The seat was also uncomfortable for my 6′ frame. I would be driving with knees on chest. I wouldn’t recommend anyone over 5’6″ in height spending his/her/zir/their massive 2023 tax savings on renting an Audi R8.
8 thoughts on “NYT highlights the bright side of being poorer”
It’s $222,100 for the basic Quattro model of the R8 Spyder before options – and I would *never* buy an Audi without the Quattro system. Heresy! The interior may be put together beautifully but I wouldn’t fit in it, either, at 5′ 11″. Why anyone taller would punish themselves while spending nearly a quarter of a million dollars is beyond my comprehension. And those wheels look like they’ll get Road Rash from every pebble. They’re on the razor’s edge.
On the bright side, they do offer a kind of “rainbow flag” paint scheme – although if you select it on the website, they won’t show it! OoooOoohh, they’re such teases!
“Audi exclusive special paint color Note: this option is not shown in the vehicle images presented here. – $7,900” So I guess if you’re relatively compact in terms of stature and LGBTQIA+ proud, Audi has the car for you.
But why can’t they Vorsprung Durch Technik and offer a few more inches of legroom? The whole chassis would probably have to be redesigned. They should offer a long wheelbase version, for Pete’s sake.

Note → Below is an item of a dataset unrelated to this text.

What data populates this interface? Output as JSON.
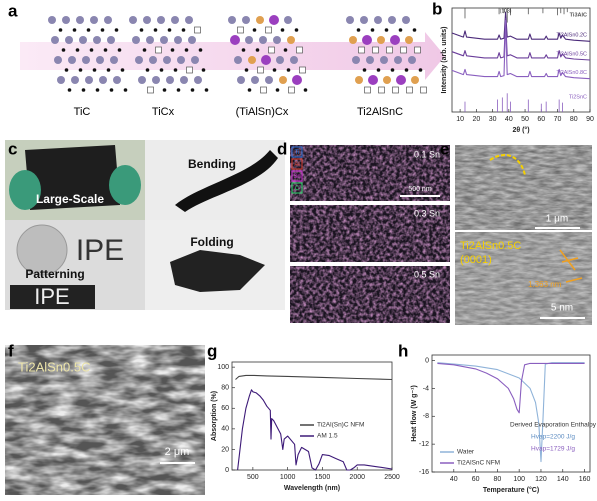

I was surprised to read that a German car had no legroom.
It’s listed at 40.3 inches front legroom, compared to the 41.3 of my Audi S5 and 41.1 that my Jetta Sportagen had. At 6’5″ and 36″ inseam, there was plenty of legroom in both these cars for me….in fact, I move the seat forward in my S5 about 1.5 inches for track days and it’s still fine.
Phil you must have some really long legs.
Sam: I certainly wouldn’t question Science as it arrives to us in this official legroom numbers, just as I would not question the efficacy of a fifth Pfizer shot. However, “ The only downside, likely the R8 V10 Spyder’s sole concession, is interior legroom – those over six-foot tall won’t have much room to stretch out.” https://www.forbes.com/sites/michaelharley/2022/09/16/review-2022-audi-r8-v10-performance-spyder-rwd-is-a-swan-song-to-10-cylinders/
If you’re willing to sit bolt upright, the legroom in the R8 Spyder isn’t quite as meager. But the whole car is definitely optimized for someone closer to 5′ tall (and whose weekend luggage consists of a toothbrush and a Speedo).
Does NYT knows about Social Security Tax? Every year it de-facto reverse-tracks inflation, collecting more of cheaper currency
NYT: All the Idiocy Fit to Print.
Not exactly related but similar logic to NYT, as heard on radio while scrolling station on a long drive.
Democrat talking points:
1. inflation is because Biden creates new jobs (apparently not kind of jobs that create value, if we believe the Democrats)
2. voters care about inflation only because they have children whom they need to feed, close, provide roof above their heads and educate. If voters had access to free abortions on demand they would not care about inflation
Was not sure whether to cry or to laugh.
Is that abortion/inflation thing a talking point or just something the retard Stacy Abrams barked out?